HCI 402 Foundations of Digital Design
Shape, line on two-dimensional surfaces. Color. Composition rules as they apply to digitally created documents. Digital manipulation of two-dimensional images. Use of commercially available draw and paint tools to create two-dimensional designs.
HCI 422 Multimedia
Multimedia interface design. Underlying technological issues including synchronization and coordination of multiple media, file formats for images, animations, sound and text. Hypertext. Information organization. Survey of multimedia authoring software. Topics in long distance multimedia (World Wide Web). Students will critique existing applications and create several multimedia applications.

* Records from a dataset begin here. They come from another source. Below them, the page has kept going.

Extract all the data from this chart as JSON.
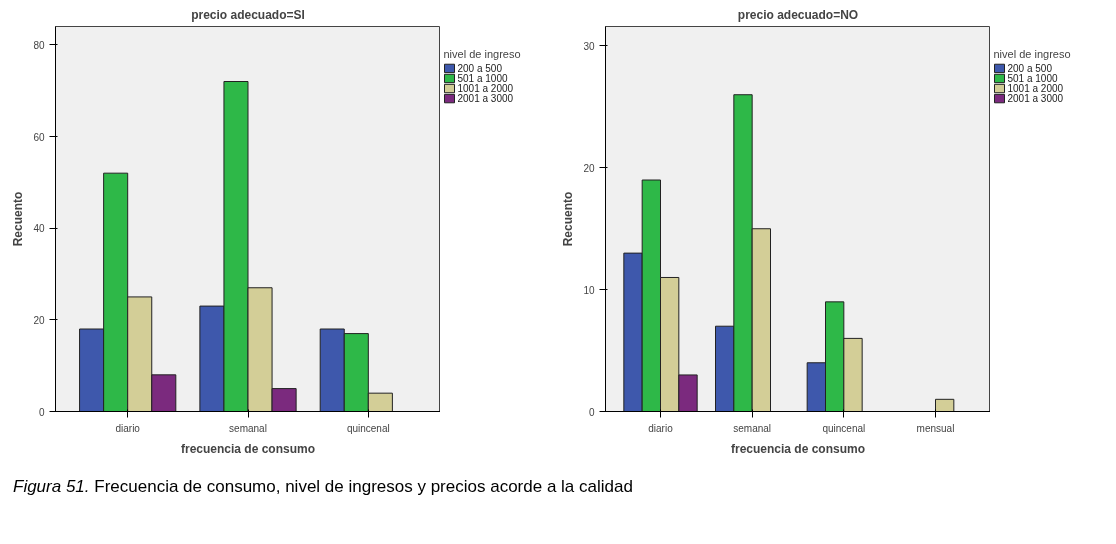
{
  "chart_data": [
    {
      "type": "bar",
      "title": "precio adecuado=SI",
      "xlabel": "frecuencia de consumo",
      "ylabel": "Recuento",
      "legend_title": "nivel de ingreso",
      "categories": [
        "diario",
        "semanal",
        "quincenal"
      ],
      "series": [
        {
          "name": "200 a 500",
          "color": "#3e58ac",
          "values": [
            18,
            23,
            18
          ]
        },
        {
          "name": "501 a 1000",
          "color": "#2eb848",
          "values": [
            52,
            72,
            17
          ]
        },
        {
          "name": "1001 a 2000",
          "color": "#d3ce97",
          "values": [
            25,
            27,
            4
          ]
        },
        {
          "name": "2001 a 3000",
          "color": "#7b2a7e",
          "values": [
            8,
            5,
            null
          ]
        }
      ],
      "ylim": [
        0,
        84
      ],
      "yticks": [
        0,
        20,
        40,
        60,
        80
      ],
      "grid": false,
      "legend": "right",
      "annotations": [
        "Figura 51.  Frecuencia de consumo, nivel de ingresos y precios acorde a la calidad"
      ]
    },
    {
      "type": "bar",
      "title": "precio adecuado=NO",
      "xlabel": "frecuencia de consumo",
      "ylabel": "Recuento",
      "legend_title": "nivel de ingreso",
      "categories": [
        "diario",
        "semanal",
        "quincenal",
        "mensual"
      ],
      "series": [
        {
          "name": "200 a 500",
          "color": "#3e58ac",
          "values": [
            13,
            7,
            4,
            null
          ]
        },
        {
          "name": "501 a 1000",
          "color": "#2eb848",
          "values": [
            19,
            26,
            9,
            null
          ]
        },
        {
          "name": "1001 a 2000",
          "color": "#d3ce97",
          "values": [
            11,
            15,
            6,
            1
          ]
        },
        {
          "name": "2001 a 3000",
          "color": "#7b2a7e",
          "values": [
            3,
            null,
            null,
            null
          ]
        }
      ],
      "ylim": [
        0,
        31.6
      ],
      "yticks": [
        0,
        10,
        20,
        30
      ],
      "grid": false,
      "legend": "right"
    }
  ]
}
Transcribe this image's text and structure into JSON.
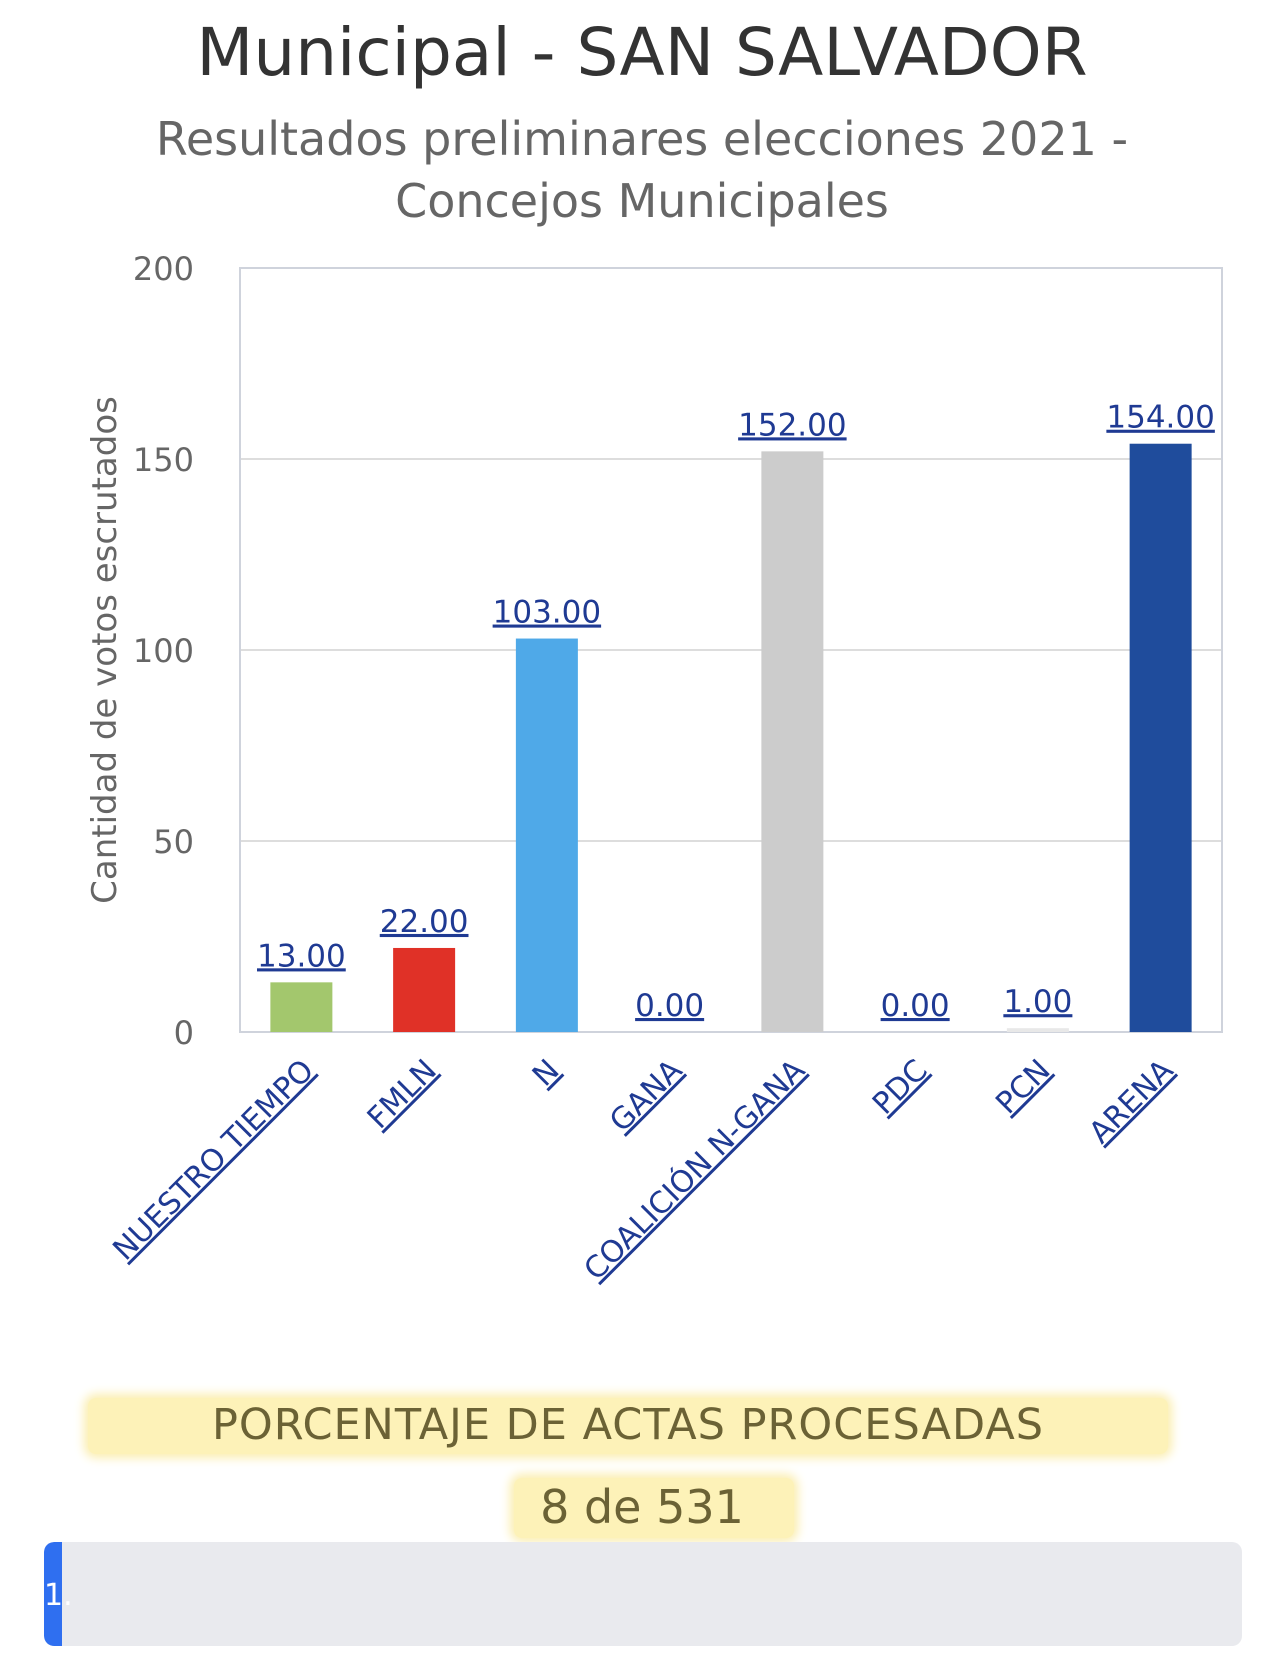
{
  "chart_data": {
    "type": "bar",
    "title": "Municipal - SAN SALVADOR",
    "subtitle": "Resultados preliminares elecciones 2021 - Concejos Municipales",
    "xlabel": "",
    "ylabel": "Cantidad de votos escrutados",
    "ylim": [
      0,
      200
    ],
    "yticks": [
      0,
      50,
      100,
      150,
      200
    ],
    "grid": true,
    "categories": [
      "NUESTRO TIEMPO",
      "FMLN",
      "N",
      "GANA",
      "COALICIÓN N-GANA",
      "PDC",
      "PCN",
      "ARENA"
    ],
    "values": [
      13,
      22,
      103,
      0,
      152,
      0,
      1,
      154
    ],
    "data_labels": [
      "13.00",
      "22.00",
      "103.00",
      "0.00",
      "152.00",
      "0.00",
      "1.00",
      "154.00"
    ],
    "colors": [
      "#a3c76d",
      "#e03127",
      "#4fa9e8",
      "#e8e8e8",
      "#cccccc",
      "#e8e8e8",
      "#e8e8e8",
      "#1f4c9c"
    ]
  },
  "footer": {
    "label": "PORCENTAJE DE ACTAS PROCESADAS",
    "count": "8 de 531"
  },
  "progress": {
    "percent": 1.5,
    "text": "1."
  },
  "colors": {
    "label_link": "#1f3a93",
    "axis_text": "#666666",
    "grid": "#dddddd",
    "highlight": "#fdf2b8"
  }
}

HCI 440 Usability Engineering
The user-interface development process. Introduction to methods for practicing user-centered design including user and task analysis, user interface design principles and testing using low-fidelity prototypes.
HCI 470 Digital Page Formatting I
Problem-based applications of perceptual and communication principles to the presentation of on-line and off-screen pages. Includes experience with industry standard vector, raster and formatting software.
HCI 454 Interaction Design
Information architecture and interactive page design. Perception and use of menus, labels and user controls. Structuring information for navigation and presentation. Selecting and placing user controls for optimizing task flow on pages and across pages. Creating wire frames and using content managers.
The relevance of these courses from this department focus on the technical creation of aesthetically pleasing, intuitive, and user-friendly pages and applications that are useful when designing for New Mediums.